# Gonic Bullets



## jim_greene13778 (Sep 23, 2010)

I just wanted to let people know that I'm looking for a nice Gonic 50 cal rifle. I also want people to know that I have and am making bullets for the Gonic 50 cal rifles. They meet exact specs. set by Mr Rodney himself. Prices will vary depending on amount purchased, so call for pricein - I do have various grains also. I hope this helps everyone that loves the Gonic rifles as much as I do and fills the need for good amunition. You can email me at [email protected] - Thanks . . . . . . . . Jim.


----------



## rattus58 (Oct 8, 2011)

A number of years ago while hunting on Lanai I saw a gentleman with a walnut looking inline that I'd not seen before and went up to him to question him about his beautiful Muzzleloader. It was a 50 caliber Gonic.
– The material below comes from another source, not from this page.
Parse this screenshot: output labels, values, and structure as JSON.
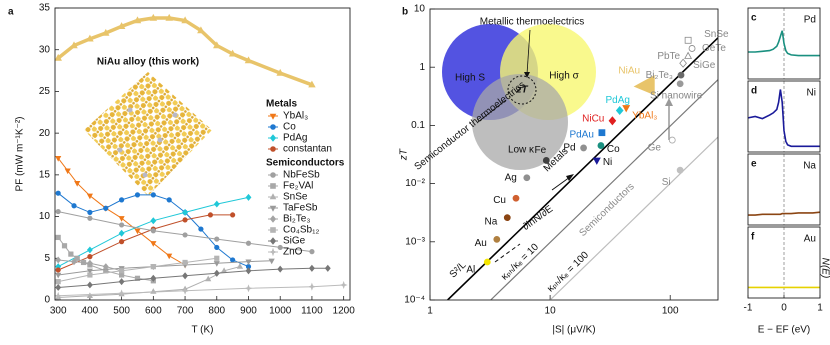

I talked to this gentleman for 20 minutes about muzzleloaders and such and was interested in that the Gonic shoots interesting bullets, as mine did too... A White .451.

I think it a shame that Gonic left the scene, a very accurate rifle and the number of calibers that they had were mindboggling... and unique.... 30, 35, 36, .410 (which I have in the White as well) .45 and 50... I'm told...

In my opinion, one of the notables in muzzleloader rifles...

Aloha...


----------



## gemihur (Oct 29, 2015)

16" GA-90 in 45 cal with burly maple buttstock that I shaped


----------